A conti fatti, dalla prospettiva australiana la RCEP potrebbe essere vista non come una concessione a Pechino, ma come un’occasione irrinunciabile nonostante Pechino. Non a caso, subito dopo la firma il primo ministro Scott Morrison è volato a Tokyo, per la sua prima visita all’estero post-pandemia. In aggiunta, il governo di Canberra non ha menzionato la Cina nei suoi commenti, enfatizzando invece la valenza dell’accordo in quanto rampa di lancio verso il Sud-est asiatico, dichiarazioni analoghe a quelle rilasciate dal presidente indonesiano Joko Widodo. Il progetto, da vedersi in primo luogo come un consolidamento dei tanti accordi preesistenti, come ad esempio i vari “Asean+1”, si distingue soprattutto per la potenziale integrazione delle catene di valore, che permetterebbe ai firmatari di trarre vantaggio dalla combinazione dei costi di produzione, capitale umano, e categorie standardizzate. L’accordo va anche ad appianare le questioni di proprietà intellettuale e le procedure doganali, proponendo norme d’origine molto flessibili e di facile comprensione. Tuttavia, a una prima occhiata la tabella delle tariffe appare assai complessa, e difficilmente si assisterà a una correzione dei dazi già in corso, soprattutto quelli “mascherati”, ovvero di natura non specificatamente tariffaria (come alcuni delle misure imposte da Pechino, di cui abbiamo parlato sopra). Per questo motivo, sembra improbabile che le tensioni fra Australia e Cina possano trarre particolare beneficio dal nuovo partenariato, che si occupa più che altro delle iniziative atte a semplificare il commercio internazionale, piuttosto che delle questioni normative e della risoluzione delle dispute. Con il suo epocale compimento, la RCEP potrebbe comunque fungere da àncora per mantenere i due sfidanti con i piedi per terra, e rallentare di un certo qual grado l’acutizzazione del confronto. In quest’ottica, l’Australia per tenere a bada le ingerenze cinesi si potrà avvalere della nuova cornice normativa, garantita ora da un supporto condiviso e multilaterale.
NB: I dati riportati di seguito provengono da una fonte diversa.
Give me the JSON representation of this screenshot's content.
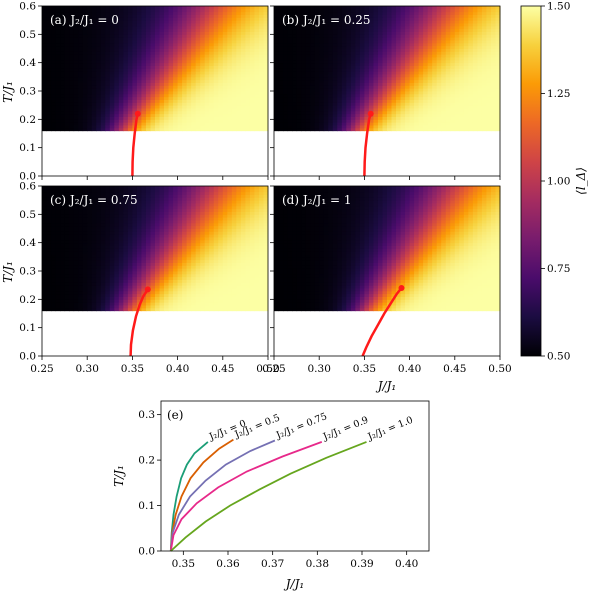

Certo, a giudicare dalle ripetute schermaglie sul piano diplomatico, è lecito sospettare che le relazioni bilaterali non potranno normalizzarsi in tempi brevi. Il 18 novembre (appena tre giorni dopo la firma della RCEP) il Ministero degli affari esteri di Pechino ha presentato una lista di “quattordici rimostranze”, volta a rimproverare Canberra per il suo comportamento sotto vari aspetti, fra cui la repressione politica contro i cinesi, l’interferenza con le questioni di Taiwan e Hong Kong, il blocco di Huawei, eccetera.

Piano piano, sempre più settori vengono contaminati dall’atmosfera bellicosa, come l’educazione e il turismo: l’Australia, da anni meta ambita di un cospicuo numero di studenti cinesi, viene ora fortemente sconsigliata dal governo centrale; allo stesso modo, Canberra mette in guardia i propri cittadini contro il rischio di essere detenuti arbitrariamente ogniqualvolta si vengano a trovare sul suolo cinese. Sempre più tipologie di beni vanno ad aggiungersi alla lista nera delle importazioni cinesi dall’Australia (legna, zucchero, gamberi, cotone…) in quella che è ormai per definizione l’arma principe della strategia del Dragone, ovvero la pressione commerciale.

Come possono queste tensioni coniugarsi con un patto di libero scambio, che implica per definizione stabilità e collaborazione? L’aspetto commerciale farà da contraltare alla crisi politica, oppure soccomberà ad essa, completando la sua transizione da veicolo di integrazione a potente arma diplomatica? Apparentemente, nelle relazioni internazionali gli aspetti commerciali resistono ancora molto a quelli politici, come nell’esempio della fiducia accordata a Huawei dalla Corea del Sud, un via libera al gigante del tech nonostante i legami indissolubili che intercorrono fra Seoul e Washington. Già duramente colpito dall’epidemia di Covid-19, questo equilibrio multisettoriale sembra però perdere progressivamente rilevanza.